Presented by: New Zealand Symphony Orchestra
Conducted by: Edo de Waart
Michael Fowler Centre, 9th Nov 2018
Reviewed by: Tamsin Evans and Jennie Jones
A particularly wet and blustery end to the working week seemed to have markedly reduced the audience for Edo de Waart’s masterful command of the NZSO’s rendition of Gustav Mahler’s Symphony No.7 in E minor.
A big piece calls for a big orchestra, and this was one of those nights when it looked impossible to cram any more players onto the stage. And a big orchestra makes a big sound, with multiple opportunities for soloists and small groups to show us their skill. A couple of leading players were absent (first violin and cello) but, giving truth to the depth of talent in the orchestra, this did not affect the quality of the performance one iota.
The theme from the first few bars reappears at intervals during the work. The solid and perfectly pitched opening theme was heard again and again with different instruments, giving us distinctive reflections of mood and tone as we strode through the five movements.
The orchestra played straight through, allowing the audience the opportunity to immerse themselves in the music. Mahler’s narrative may never have been confirmed, but there is certainly a progression through the movements.
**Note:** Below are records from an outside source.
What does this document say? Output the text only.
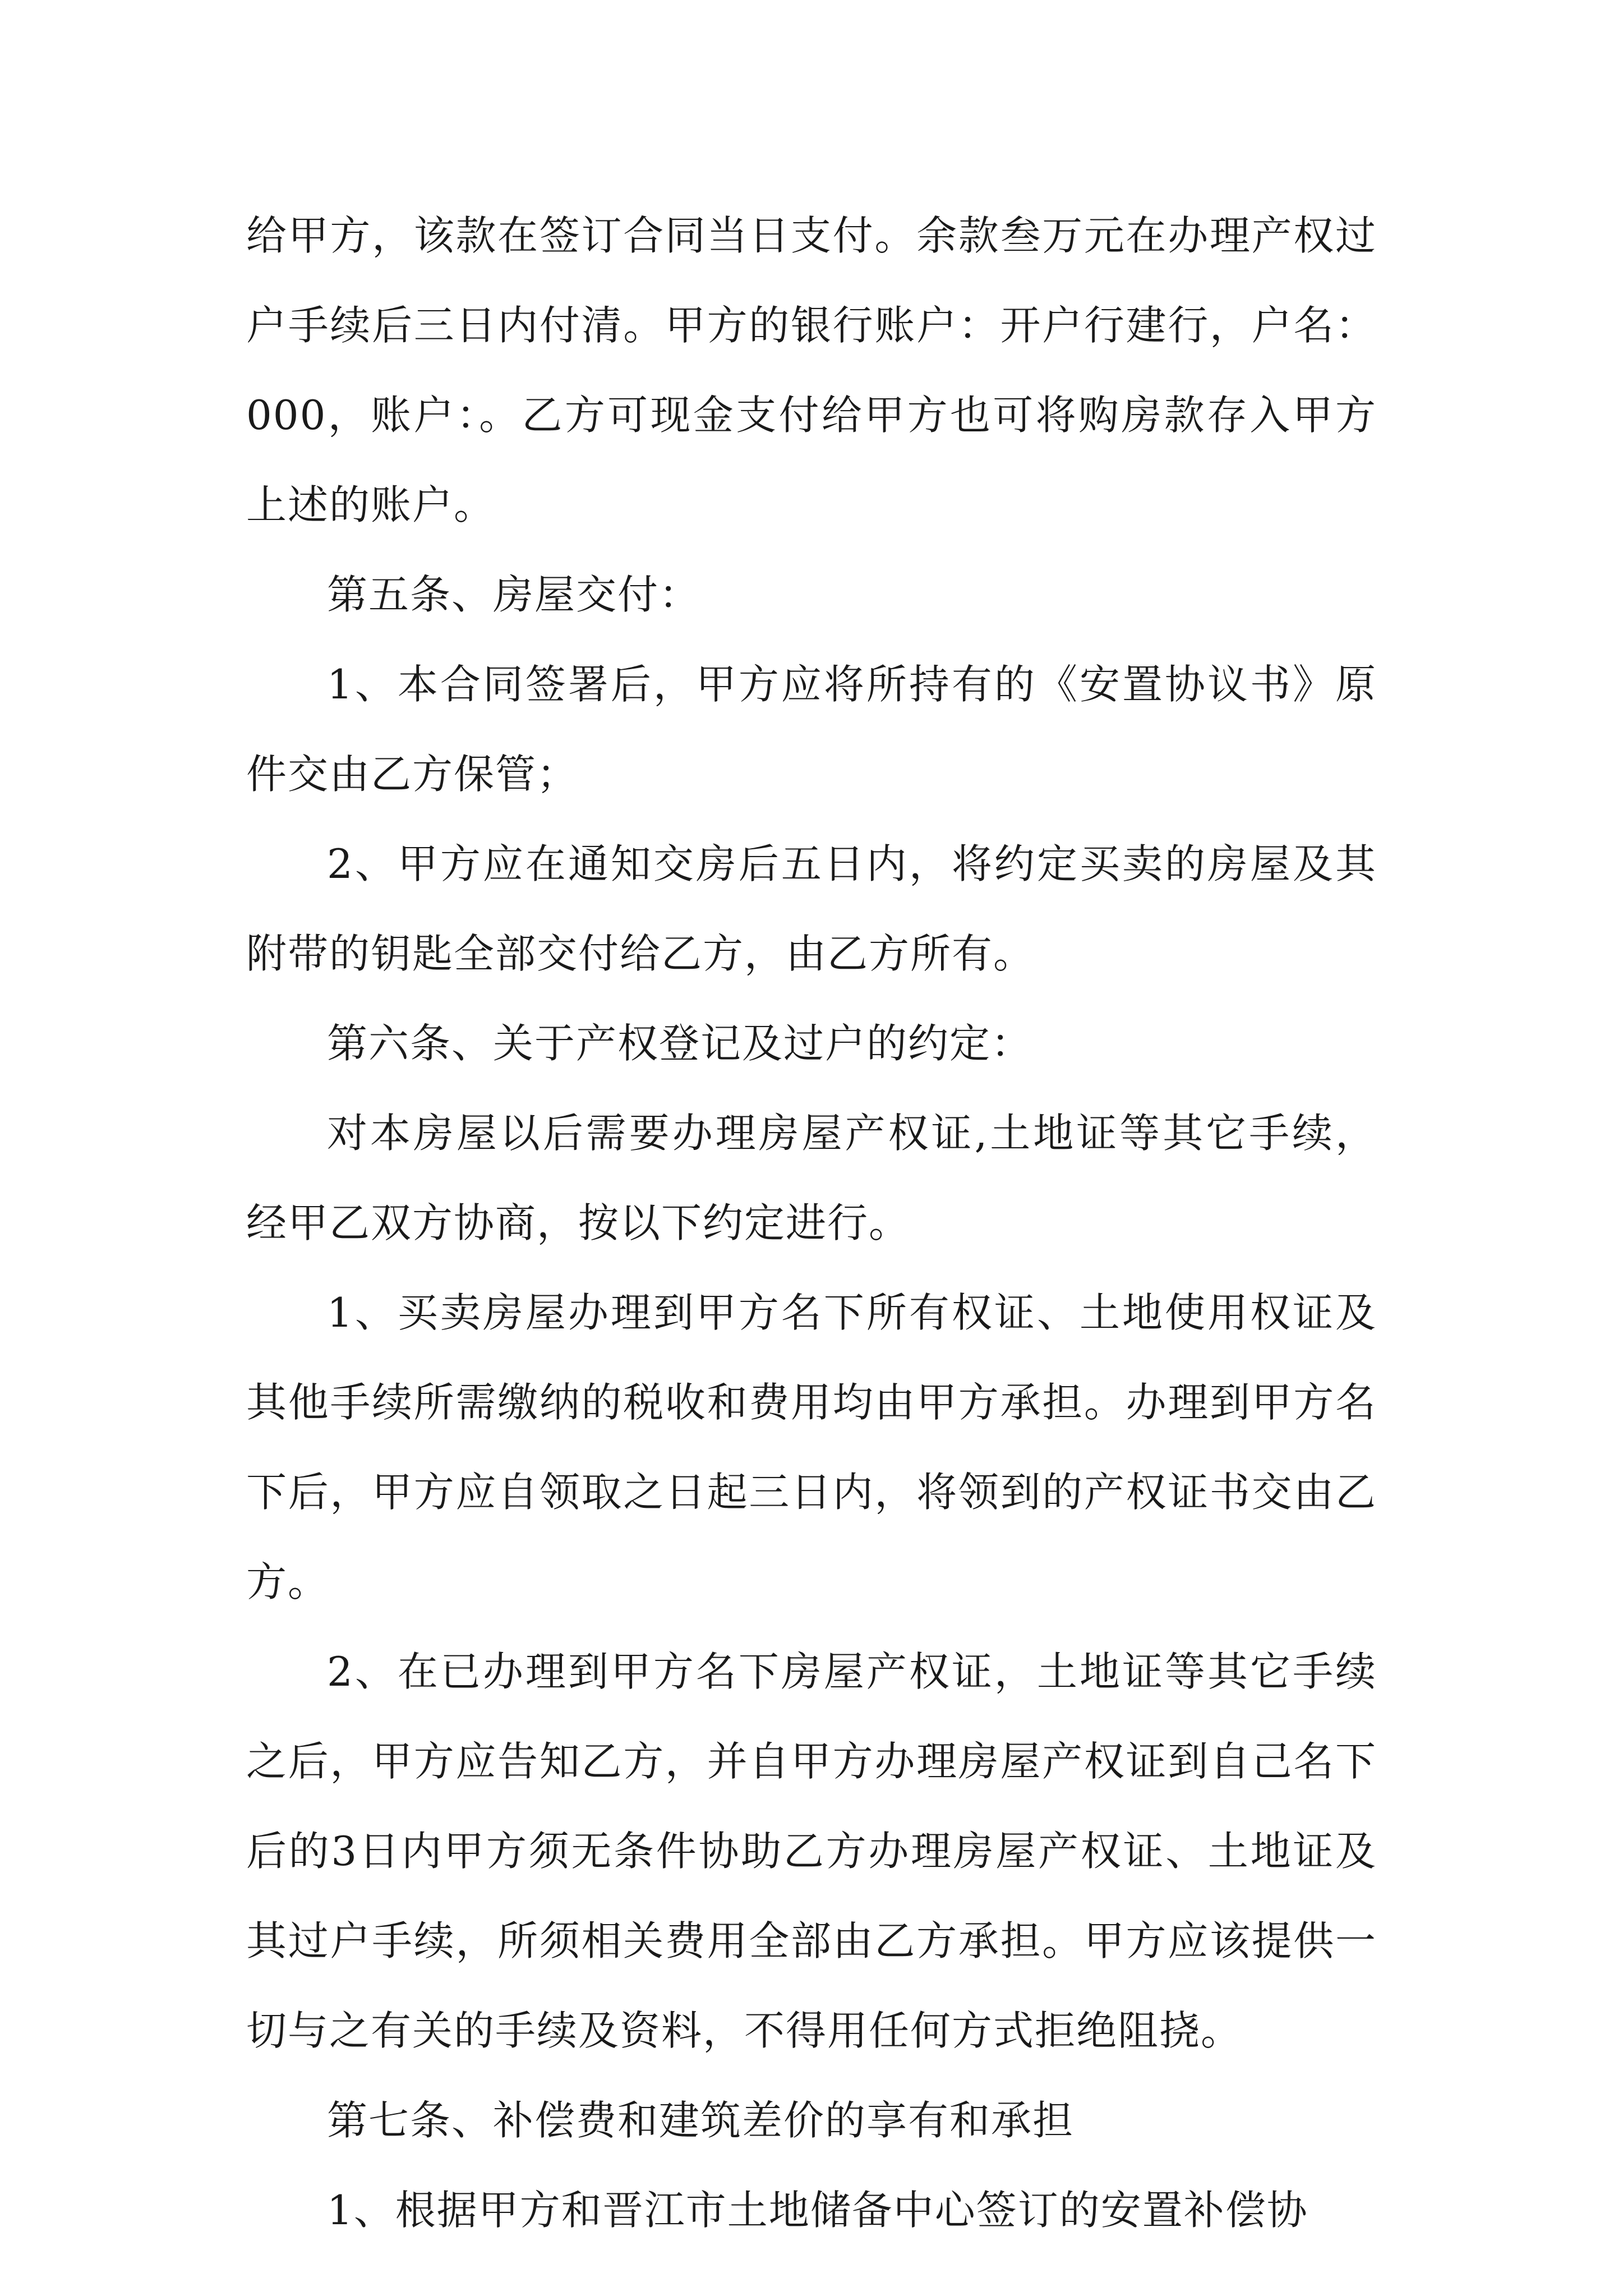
给甲方，该款在签订合同当日支付。余款叁万元在办理产权过户手续后三日内付清。甲方的银行账户：开户行建行，户名：000，账户：。乙方可现金支付给甲方也可将购房款存入甲方上述的账户。

第五条、房屋交付：

1、本合同签署后，甲方应将所持有的《安置协议书》原件交由乙方保管；

2、甲方应在通知交房后五日内，将约定买卖的房屋及其附带的钥匙全部交付给乙方，由乙方所有。

第六条、关于产权登记及过户的约定：

对本房屋以后需要办理房屋产权证,土地证等其它手续，经甲乙双方协商，按以下约定进行。

1、买卖房屋办理到甲方名下所有权证、土地使用权证及其他手续所需缴纳的税收和费用均由甲方承担。办理到甲方名下后，甲方应自领取之日起三日内，将领到的产权证书交由乙方。

2、在已办理到甲方名下房屋产权证，土地证等其它手续之后，甲方应告知乙方，并自甲方办理房屋产权证到自己名下后的3日内甲方须无条件协助乙方办理房屋产权证、土地证及其过户手续，所须相关费用全部由乙方承担。甲方应该提供一切与之有关的手续及资料，不得用任何方式拒绝阻挠。

第七条、补偿费和建筑差价的享有和承担

1、根据甲方和晋江市土地储备中心签订的安置补偿协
The first opens with solo euphonium giving way to a French horn duet with woodwind. It was a pleasure to watch the joyful double basses bringing melody and rhythm to the second movement with bow strikes and fierce pizzicato. A solo viola passage stood out in the third movement, and the thematically more complex violin part in the fourth was the culmination of all that had been building towards the exultant fifth movement in which it seemed everyone was playing everything and anything. The blend of a terrific timpani opening, the interplay of strings with brass and woodwind, then all brass together, delicate string quartet interludes, and then a combination of trombone and double bass resulted in a glorious finale of an unmistakeable masterpiece of the Romantic period.